Handling OOMKills in Kubernetes
Starting in kubernetes 1.28 (and more specifically, when using cgroups v2 on the nodes), the behavior of the linux OOMKiller changed in a way that broke many workloads.
- previously: if a process was oomkilled, only that process died, the rest of the pod’s process tree were not terminated or killed
- now: if a process was oomkilled, all the processes in the pod’s process tree are killed by the OOMKiller
The change in question changed the OOMKiller to kill the process group rather than just the individual process.
Why did this break so many workloads (see the discussions on the PR)? Many application designs use child processes to do the heavy lifting for resource heavy processing. If the child process was killed by the OOMKiller, the parent process would be configured to cleanup (and possibly retry!). With this new change, the entire application would get killed. Not just terminated (SIGTERM
, which gives the application time to cleanup) but killed (SIGKILL
, which immediately halts execution and gives 0 time for the process to shut down gracefully), potentially leaving the application in an unclean state.
As an example of how this would be managed in python before the change, lets take a look at this code:
import logging
import subprocess
logger = logging.getLogger(__name__)
# lets assume ls leads to oomkill
p = subprocess.Popen("ls -lah")
p.wait()
if p.returncode == -9:
logger.error("process killed by oom")
raise Exception("child process got oomkilled")
A child process killed by the oomkiller would return an exit code of -9
allowing this code to handle the situation gracefully.

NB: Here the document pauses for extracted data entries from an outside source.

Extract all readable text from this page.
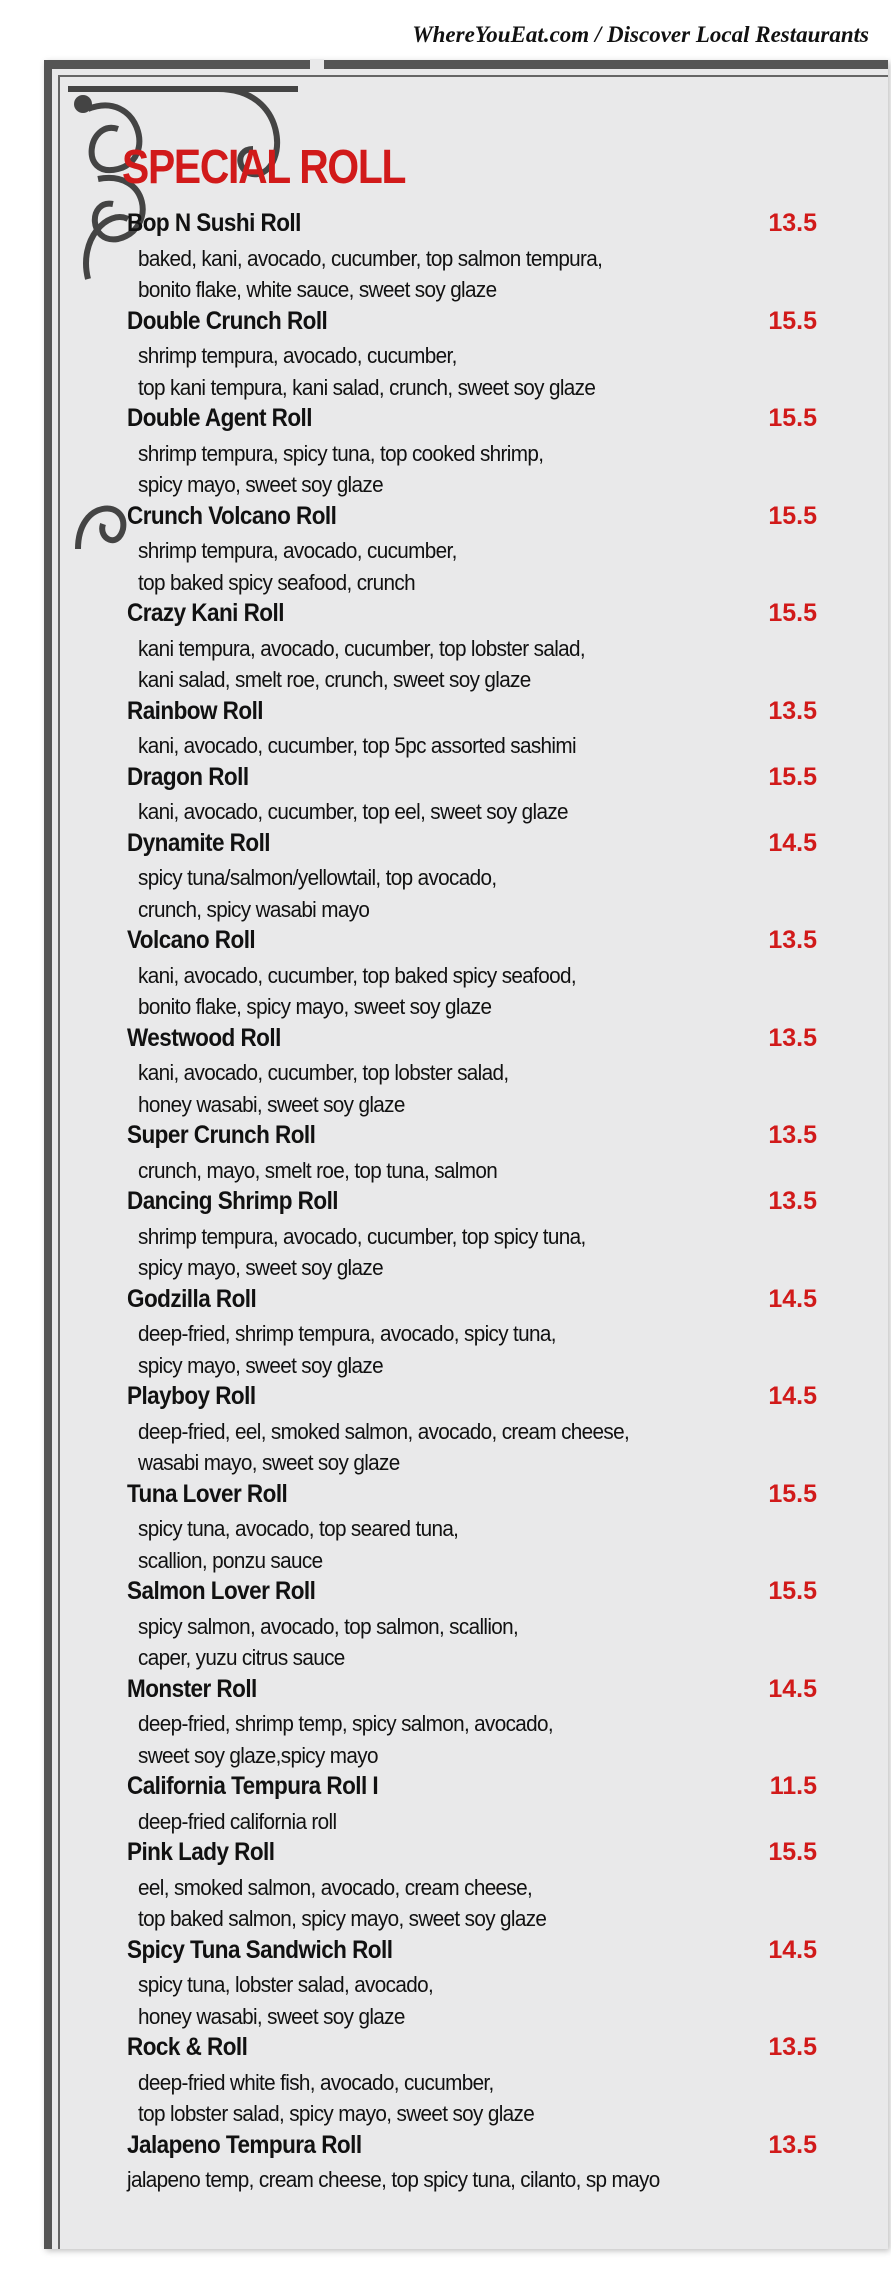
WhereYouEat.com / Discover Local Restaurants
SPECIAL ROLL
Bop N Sushi Roll	13.5
baked, kani, avocado, cucumber, top salmon tempura,
bonito flake, white sauce, sweet soy glaze
Double Crunch Roll	15.5
shrimp tempura, avocado, cucumber,
top kani tempura, kani salad, crunch, sweet soy glaze
Double Agent Roll	15.5
shrimp tempura, spicy tuna, top cooked shrimp,
spicy mayo, sweet soy glaze
Crunch Volcano Roll	15.5
shrimp tempura, avocado, cucumber,
top baked spicy seafood, crunch
Crazy Kani Roll	15.5
kani tempura, avocado, cucumber, top lobster salad,
kani salad, smelt roe, crunch, sweet soy glaze
Rainbow Roll	13.5
kani, avocado, cucumber, top 5pc assorted sashimi
Dragon Roll	15.5
kani, avocado, cucumber, top eel, sweet soy glaze
Dynamite Roll	14.5
spicy tuna/salmon/yellowtail, top avocado,
crunch, spicy wasabi mayo
Volcano Roll	13.5
kani, avocado, cucumber, top baked spicy seafood,
bonito flake, spicy mayo, sweet soy glaze
Westwood Roll	13.5
kani, avocado, cucumber, top lobster salad,
honey wasabi, sweet soy glaze
Super Crunch Roll	13.5
crunch, mayo, smelt roe, top tuna, salmon
Dancing Shrimp Roll	13.5
shrimp tempura, avocado, cucumber, top spicy tuna,
spicy mayo, sweet soy glaze
Godzilla Roll	14.5
deep-fried, shrimp tempura, avocado, spicy tuna,
spicy mayo, sweet soy glaze
Playboy Roll	14.5
deep-fried, eel, smoked salmon, avocado, cream cheese,
wasabi mayo, sweet soy glaze
Tuna Lover Roll	15.5
spicy tuna, avocado, top seared tuna,
scallion, ponzu sauce
Salmon Lover Roll	15.5
spicy salmon, avocado, top salmon, scallion,
caper, yuzu citrus sauce
Monster Roll	14.5
deep-fried, shrimp temp, spicy salmon, avocado,
sweet soy glaze,spicy mayo
California Tempura Roll I	11.5
deep-fried california roll
Pink Lady Roll	15.5
eel, smoked salmon, avocado, cream cheese,
top baked salmon, spicy mayo, sweet soy glaze
Spicy Tuna Sandwich Roll	14.5
spicy tuna, lobster salad, avocado,
honey wasabi, sweet soy glaze
Rock & Roll	13.5
deep-fried white fish, avocado, cucumber,
top lobster salad, spicy mayo, sweet soy glaze
Jalapeno Tempura Roll	13.5
jalapeno temp, cream cheese, top spicy tuna, cilanto, sp mayo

Kubernetes offers no way to change this behavior in versions between 1.28 and 1.32. In 1.32, a kubelet level flag is available that allows for changing this behavior back to the original. However, the (now default) behavior does make sense, especially since most workloads are unlikely to handle OOMKills correctly. What we need is for a way for applications that know what they’re doing to catch a process about to run out of resources before it triggers the OOMKiller.
Handling OOMKills by avoiding the OOMKiller
When looking at different ways to achieve this goal, I came across the ulimit ulitily in linux. This utility allows a process to set soft and hard limits on its resource usage, for various resources. The system calls used to do this is setrlimit, which is also used by language level libraries (e.g. Python’s resource module).
The interesting options for this syscall are (from the man page):
RLIMIT_AS
The maximum size of the process’s virtual memory (address space) in bytes. This limit affects calls to brk(2), mmap(2) and mremap(2), which fail with the error ENOMEM upon exceeding this limit. Also automatic stack expansion will fail (and generate a SIGSEGV that kills the process if no alternate stack has been made available via sigaltstack(2)). Since the value is a long, on machines with a 32-bit long either this limit is at most 2 GiB, or this resource is unlimited.
RLIMIT_DATA
The maximum size of the process’s data segment (initialized data, uninitialized data, and heap). This limit affects calls to brk(2) and sbrk(2), which fail with the error ENOMEM upon encountering the soft limit of this resource.
RLIMIT_RSS
Specifies the limit (in pages) of the process’s resident set (the number of virtual pages resident in RAM). This limit only has effect in Linux 2.4.x, x < 30, and there only affects calls to madvise(2) specifying MADV_WILLNEED.
I looked at each of these options and it seemed like the best option is RLIMIT_AS
TODO: explain why.
Example: Using setrlimit
in Python
I tested this specifically in Python using the resource module. Python’s subprocess
module methods for executing code in another process allows for specification of a function (prexec_fn
) that runs in a process just after its spawned, giving us the perfect place to inject these resource constraints.
import logging
import resource
import subprocess
logger = logging.getLogger(__name__)
LIMIT_1G = 1_000_000_000 # approx 1GB
def preexec_fn():
resource.setrlimit(resource.RLIMIT_DATA, (LIMIT_1G, LIMIT_1G))
p = subprocess.Popen(
"ls -lah",
preexec_fn=preexec_fn,
) # lets assume ls leads to oomkill
p.wait()
# we would need to wrap whatever python process we are running to return a
# unique code for running into ENOMEM, which is raised as a `MemoryError`
# exception in python. Lets say its set to -225.
if p.returncode == -225:
logger.error(f"process ran out of memory: {LIMIT_1G}")
raise Exception("child process ran out of memory")
Using a version of this for the app I was working on prevented OOMKills entirely, allowing us to gracefully detect and handle when the child process ran out of memory.